No Fooling: Hilton Garden Inn Around Historic Firehouse Set To Open April 1
The push is on for Alliance Construction to complete the renovation of one of Denver’s oldest landmarks in conjunction with the shiny new Hilton Garden Inn that wraps around it for the project’s grand opening on April 1.
The 12-story L-shaped hotel wraps around the long-deteriorating Denver Hose Company No. 1 building at 20th Street and Chestnut Place. The renovated hose house will become the Woodie Fisher restaurant, named for Denver’s first fire chief. A cocktail patio will be installed alongside the building on Chestnut Place.
Architects for the project, being developed by Focus Property Group, are Johnson Nathan Strohe and Boss Architects.
“When we got our hands on it, it looked like a strong breeze would blow it over,” Johnson Nathan Strohe associate Heather Vasquez Johnson said.
The roof has been repaired, but the second level of the two-story building was too unstable to keep, so a steel skeleton was dropped into the building and supported by horizontal braces. The original windows, which had been stuccoed, have been reopened and the old fire doors through which the horses and buggies entered and exited are being rebuilt.
Built in 1882 for Denver’s then-volunteer fire department, the 3,224 SF building served the neighborhood known as the Bottoms, which today is part of the Central Platte Valley. The building served as a firehouse for 14 years until the tracks serving Denver Union Station blocked access to the city when trains were on them.
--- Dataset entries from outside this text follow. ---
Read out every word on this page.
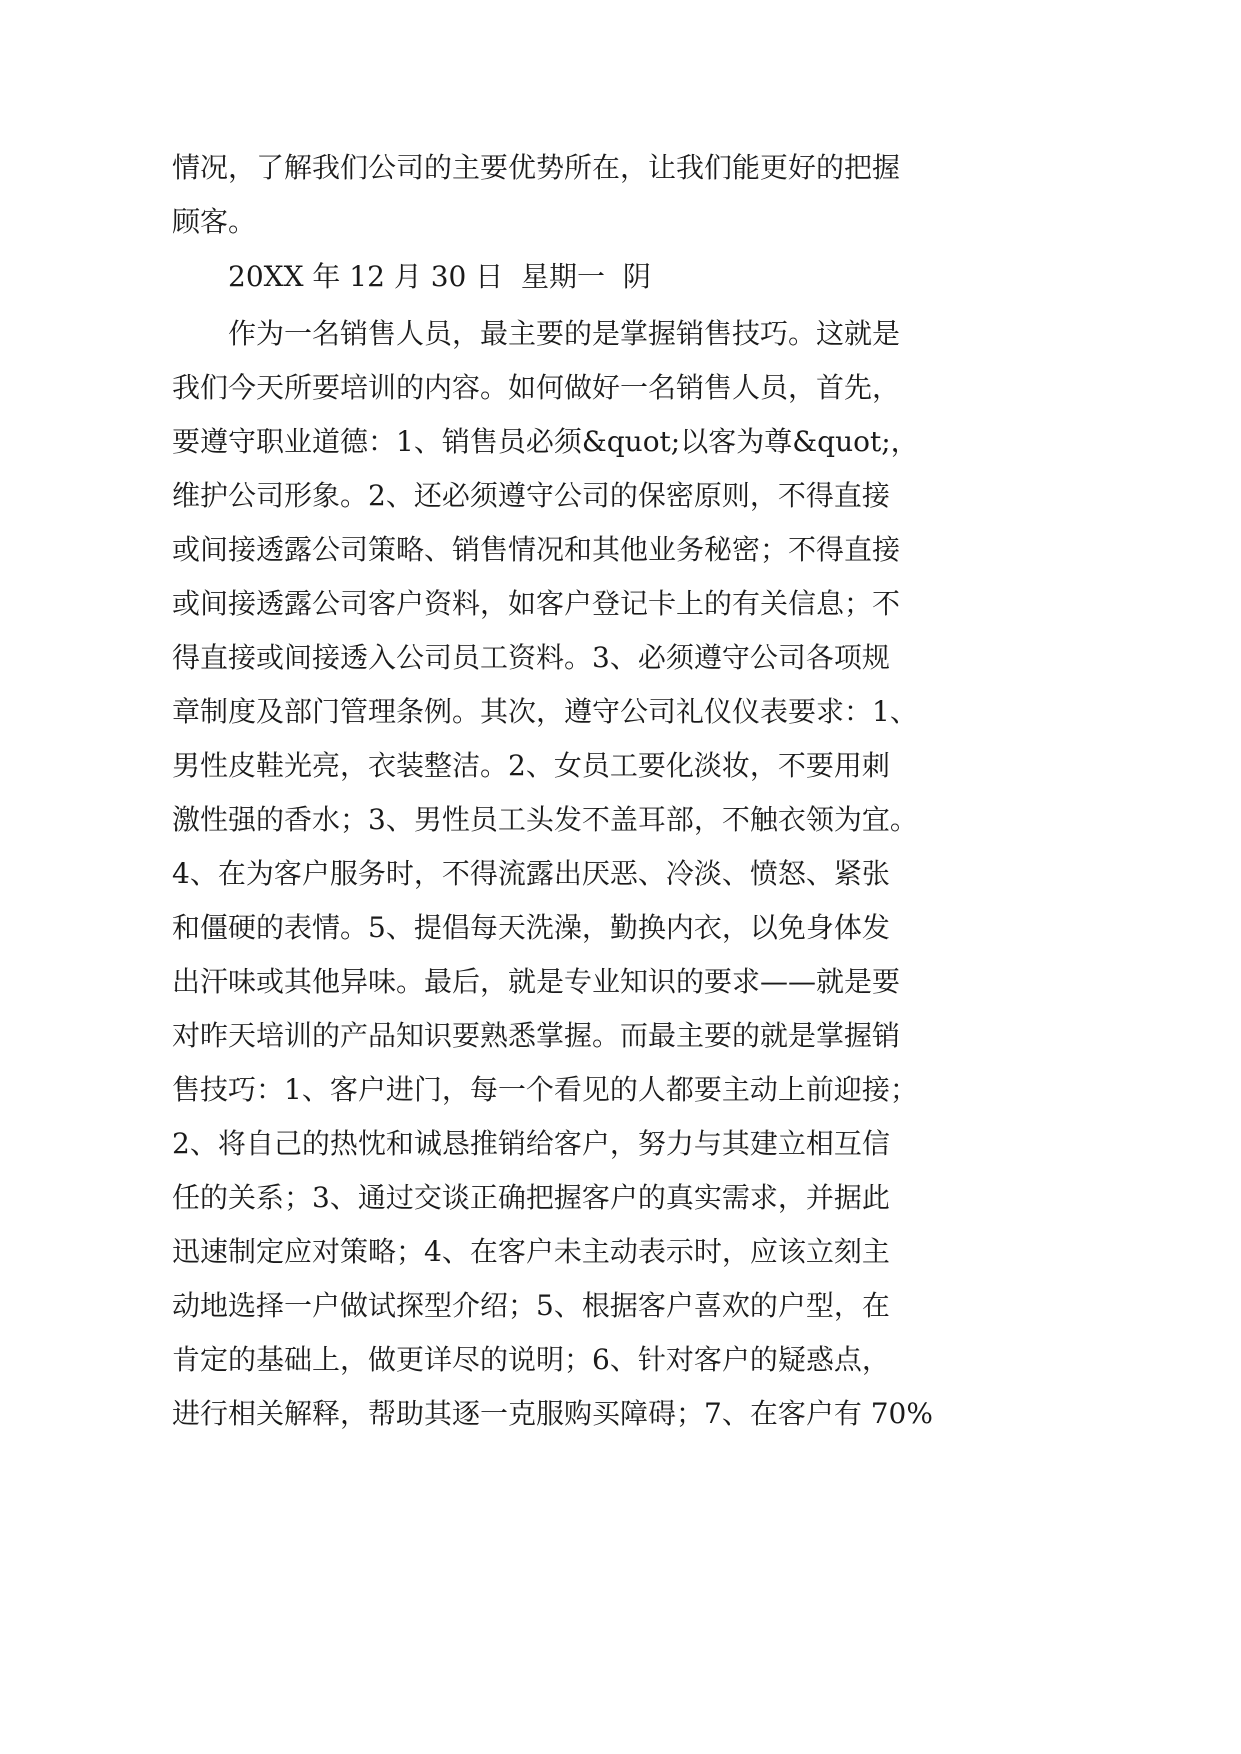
情况，了解我们公司的主要优势所在，让我们能更好的把握
顾客。
20XX 年 12 月 30 日  星期一  阴
作为一名销售人员，最主要的是掌握销售技巧。这就是
我们今天所要培训的内容。如何做好一名销售人员，首先，
要遵守职业道德：1、销售员必须&quot;以客为尊&quot;，
维护公司形象。2、还必须遵守公司的保密原则，不得直接
或间接透露公司策略、销售情况和其他业务秘密；不得直接
或间接透露公司客户资料，如客户登记卡上的有关信息；不
得直接或间接透入公司员工资料。3、必须遵守公司各项规
章制度及部门管理条例。其次，遵守公司礼仪仪表要求：1、
男性皮鞋光亮，衣装整洁。2、女员工要化淡妆，不要用刺
激性强的香水；3、男性员工头发不盖耳部，不触衣领为宜。
4、在为客户服务时，不得流露出厌恶、冷淡、愤怒、紧张
和僵硬的表情。5、提倡每天洗澡，勤换内衣，以免身体发
出汗味或其他异味。最后，就是专业知识的要求——就是要
对昨天培训的产品知识要熟悉掌握。而最主要的就是掌握销
售技巧：1、客户进门，每一个看见的人都要主动上前迎接；
2、将自己的热忱和诚恳推销给客户，努力与其建立相互信
任的关系；3、通过交谈正确把握客户的真实需求，并据此
迅速制定应对策略；4、在客户未主动表示时，应该立刻主
动地选择一户做试探型介绍；5、根据客户喜欢的户型，在
肯定的基础上，做更详尽的说明；6、针对客户的疑惑点，
进行相关解释，帮助其逐一克服购买障碍；7、在客户有 70%
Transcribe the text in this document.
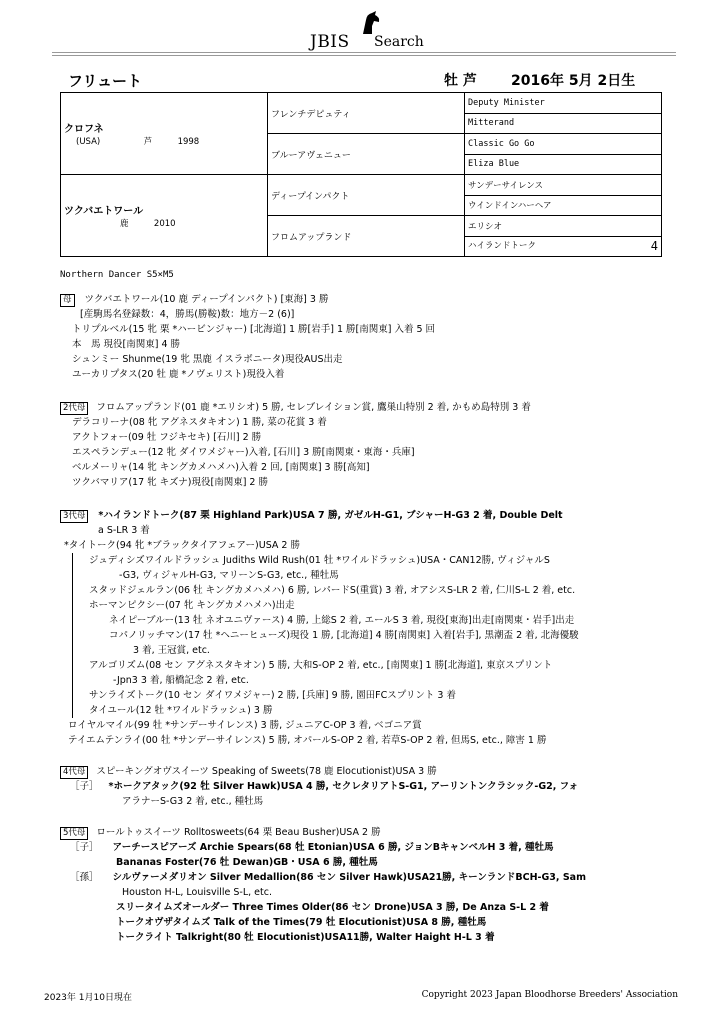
JBIS Search
フリュート	牡 芦 2016年 5月 2日生
クロフネ
(USA) 芦 1998	フレンチデピュティ	Deputy Minister
		Mitterand
	ブルーアヴェニュー	Classic Go Go
		Eliza Blue

ツクバエトワール
鹿 2010	ディープインパクト	サンデーサイレンス
		ウインドインハーヘア
	フロムアップランド	エリシオ
		ハイランドトーク 4
Northern Dancer S5×M5
母 ツクバエトワール(10 鹿 ディープインパクト) [東海] 3 勝
[産駒馬名登録数：4，勝馬(勝鞍)数：地方－2 (6)]
トリプルベル(15 牝 栗 *ハービンジャー) [北海道] 1 勝[岩手] 1 勝[南関東] 入着 5 回
本　馬 現役[南関東] 4 勝
シュンミー Shunme(19 牝 黒鹿 イスラボニータ)現役AUS出走
ユーカリプタス(20 牡 鹿 *ノヴェリスト)現役入着
2代母 フロムアップランド(01 鹿 *エリシオ) 5 勝, セレブレイション賞, 鷹巣山特別 2 着, かもめ島特別 3 着
デラコリーナ(08 牝 アグネスタキオン) 1 勝, 菜の花賞 3 着
アクトフォー(09 牡 フジキセキ) [石川] 2 勝
エスペランデュー(12 牝 ダイワメジャー)入着, [石川] 3 勝[南関東・東海・兵庫]
ベルメーリャ(14 牝 キングカメハメハ)入着 2 回, [南関東] 3 勝[高知]
ツクバマリア(17 牝 キズナ)現役[南関東] 2 勝
3代母 *ハイランドトーク(87 栗 Highland Park)USA 7 勝, ガゼルH-G1, ブシャーH-G3 2 着, Double Delt
a S-LR 3 着
*タイトーク(94 牝 *ブラックタイアフェアー)USA 2 勝
ジュディシズワイルドラッシュ Judiths Wild Rush(01 牡 *ワイルドラッシュ)USA・CAN12勝, ヴィジャルS
-G3, ヴィジャルH-G3, マリーンS-G3, etc., 種牡馬
スタッドジェルラン(06 牡 キングカメハメハ) 6 勝, レパードS(重賞) 3 着, オアシスS-LR 2 着, 仁川S-L 2 着, etc.
ホーマンピクシー(07 牝 キングカメハメハ)出走
ネイピーブルー(13 牡 ネオユニヴァース) 4 勝, 上総S 2 着, エールS 3 着, 現役[東海]出走[南関東・岩手]出走
コパノリッチマン(17 牡 *ヘニーヒューズ)現役 1 勝, [北海道] 4 勝[南関東] 入着[岩手], 黒潮盃 2 着, 北海優駿
3 着, 王冠賞, etc.
アルゴリズム(08 セン アグネスタキオン) 5 勝, 大和S-OP 2 着, etc., [南関東] 1 勝[北海道], 東京スプリント
-Jpn3 3 着, 船橋記念 2 着, etc.
サンライズトーク(10 セン ダイワメジャー) 2 勝, [兵庫] 9 勝, 園田FCスプリント 3 着
タイユール(12 牡 *ワイルドラッシュ) 3 勝
ロイヤルマイル(99 牡 *サンデーサイレンス) 3 勝, ジュニアC-OP 3 着, ベゴニア賞
テイエムテンライ(00 牡 *サンデーサイレンス) 5 勝, オパールS-OP 2 着, 若草S-OP 2 着, 但馬S, etc., 障害 1 勝
4代母 スピーキングオヴスイーツ Speaking of Sweets(78 鹿 Elocutionist)USA 3 勝
［子］ *ホークアタック(92 牡 Silver Hawk)USA 4 勝, セクレタリアトS-G1, アーリントンクラシック-G2, フォ
アラナーS-G3 2 着, etc., 種牡馬
5代母 ロールトゥスイーツ Rolltosweets(64 栗 Beau Busher)USA 2 勝
［子］ アーチースピアーズ Archie Spears(68 牡 Etonian)USA 6 勝, ジョンBキャンベルH 3 着, 種牡馬
Bananas Foster(76 牡 Dewan)GB・USA 6 勝, 種牡馬
［孫］ シルヴァーメダリオン Silver Medallion(86 セン Silver Hawk)USA21勝, キーンランドBCH-G3, Sam
Houston H-L, Louisville S-L, etc.
スリータイムズオールダー Three Times Older(86 セン Drone)USA 3 勝, De Anza S-L 2 着
トークオヴザタイムズ Talk of the Times(79 牡 Elocutionist)USA 8 勝, 種牡馬
トークライト Talkright(80 牡 Elocutionist)USA11勝, Walter Haight H-L 3 着
2023年 1月10日現在	Copyright 2023 Japan Bloodhorse Breeders' Association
By 1922, it had been converted into a print shop and later a welding shop, a purpose it continued to serve until at least the 1980s.
The building’s architecture is representative of 19th century industrial construction and has been modified only slightly. Most of its significant exterior features are intact.
Focus, which has owned the property for more than a decade, in 2011 was denied a request to demolish the Hose building, one of only a handful of historic structures remaining in the area west of Union Station. It was identified in the Central Platte Valley Plan as contributing significantly to the character of the area.